"Kuchenne rewolucje": restauratorka z ostatniego odcinka ma wyjątkowego pecha
W ostatnim odcinku "Kuchennych rewolucji" Magda Gessler przeprowadzała metamorfozę bistro Smacznego w Baninie pod Gdańskiem. Niestety, przez panującą pandemię koronawirusa właścicielka lokalu może mówić o prawdziwym pechu.
Rewolucja w bistro Smacznego przemienionego w restaurację Lis i Kura była sukcesem, Magda Gessler po powrocie do lokalu chwaliła pracowitą właścicielkę i polecała odwiedzenie jadłodajni. Zazwyczaj "efekt rewolucji" działa najlepiej w pierwszy weekend po czwartkowej emisji programu, niestety tym razem tak nie będzie.
Ze względu na panującą pandemię koronawirusa, wszystkie lokale gastronomiczne mogą jedynie wydawać jedzenie na dowóz lub na wynos. Pani Zuzanna, właścicielka Lisa i Kury jeszcze długo nie zobaczy tłumów w swoim lokalu. Czy jej działalność przetrwa?
Skontaktowaliśmy się z panią Zuzanną, która w rozmowie z nami przyznała, że prowadzi jednoosobową działalność gospodarczą i gotowaniem oraz wydawaniem jedzenia zajmuje się sama. Czy ma więcej zapytań i telefonów po czwartkowej emisji show?

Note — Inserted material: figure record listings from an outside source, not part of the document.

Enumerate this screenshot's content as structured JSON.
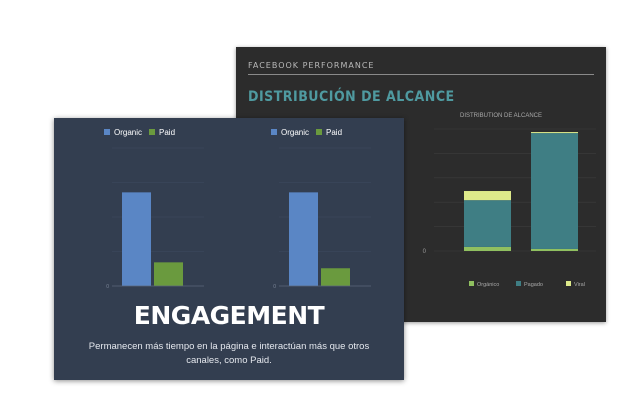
{
  "back_card": {
    "header": "FACEBOOK PERFORMANCE",
    "title": "DISTRIBUCIÓN DE ALCANCE",
    "chart_title": "DISTRIBUTION DE ALCANCE"
  },
  "front_card": {
    "title": "ENGAGEMENT",
    "body": "Permanecen más tiempo en la página e interactúan más que otros canales, como Paid."
  },
  "colors": {
    "organic": "#5a86c5",
    "paid": "#6a9a3e",
    "stack_organico": "#90c060",
    "stack_pagado": "#3f7e84",
    "stack_viral": "#dde98a"
  },
  "chart_data": [
    {
      "type": "bar",
      "legend": [
        "Organic",
        "Paid"
      ],
      "series": [
        {
          "name": "Organic",
          "values": [
            95
          ]
        },
        {
          "name": "Paid",
          "values": [
            24
          ]
        }
      ],
      "ylim": [
        0,
        140
      ],
      "y_ticks": [
        "0",
        "",
        "",
        "",
        ""
      ],
      "legend_position": "top"
    },
    {
      "type": "bar",
      "legend": [
        "Organic",
        "Paid"
      ],
      "series": [
        {
          "name": "Organic",
          "values": [
            95
          ]
        },
        {
          "name": "Paid",
          "values": [
            18
          ]
        }
      ],
      "ylim": [
        0,
        140
      ],
      "y_ticks": [
        "0",
        "",
        "",
        "",
        ""
      ],
      "legend_position": "top"
    },
    {
      "type": "bar",
      "title": "DISTRIBUTION DE ALCANCE",
      "stacked": true,
      "categories": [
        "",
        ""
      ],
      "series": [
        {
          "name": "Orgánico",
          "values": [
            4,
            2
          ]
        },
        {
          "name": "Pagado",
          "values": [
            46,
            114
          ]
        },
        {
          "name": "Viral",
          "values": [
            9,
            1
          ]
        }
      ],
      "ylim": [
        0,
        120
      ],
      "y_ticks": [
        "0",
        "",
        "",
        "",
        "",
        ""
      ],
      "legend_position": "bottom"
    }
  ]
}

- Niestety nie. Nadal mogę liczyć jedynie na zaprzyjaźnionych stałych klientów. Ale pracuję sama, nie wychodzę z pracy od 9 rano do 23 wieczorem. Dzięki temu, oraz dzięki pomocy państwa, mam nadzieję, że uda mi się przetrwać.
Przyznała też, że kurczaki przepisu Magdy Gessler rozdaje za darmo. Klienci restauracji to przeważnie mieszkańcy Banina znajdującego się niedaleko Gdańska - danie kosztujące 39 zł nie przekonało ich do częstszych odwiedzin lokalu. Menu Gessler okazało się za drogie. Z kolei dla mieszkańców miasta, którzy mogliby wydać więcej na posiłek, lokal umiejscowiony jest za daleko.
- Nie chodzi o to, że nie smakują, są bardzo smaczne! Ale to jednak nie ta lokalizacja, nie ci klienci...
Zajrzeliśmy na oficjalny facebookowy fanpage restauracji i od rana pojawiło się kilka pytań o dania sygnowane nazwiskiem Magdy Gessler. Być może emisja odcinka jednak pomoże w promocji lokalu, którego przyszłość w tym trudnym czasie stoi pod znakiem zapytania.
Czwartkowy odcinek "Kuchennych rewolucji" był jednocześnie ostatnim w tej ramówce. Mimo że nagranych jest jeszcze kilka epizodów, TVN zdecydował, że zachowa je na później. Sytuacja na świecie jest niepewna i nie wiadomo, kiedy pracownicy będą mogli wrócić na plan, a restauracje znowu się otworzyć.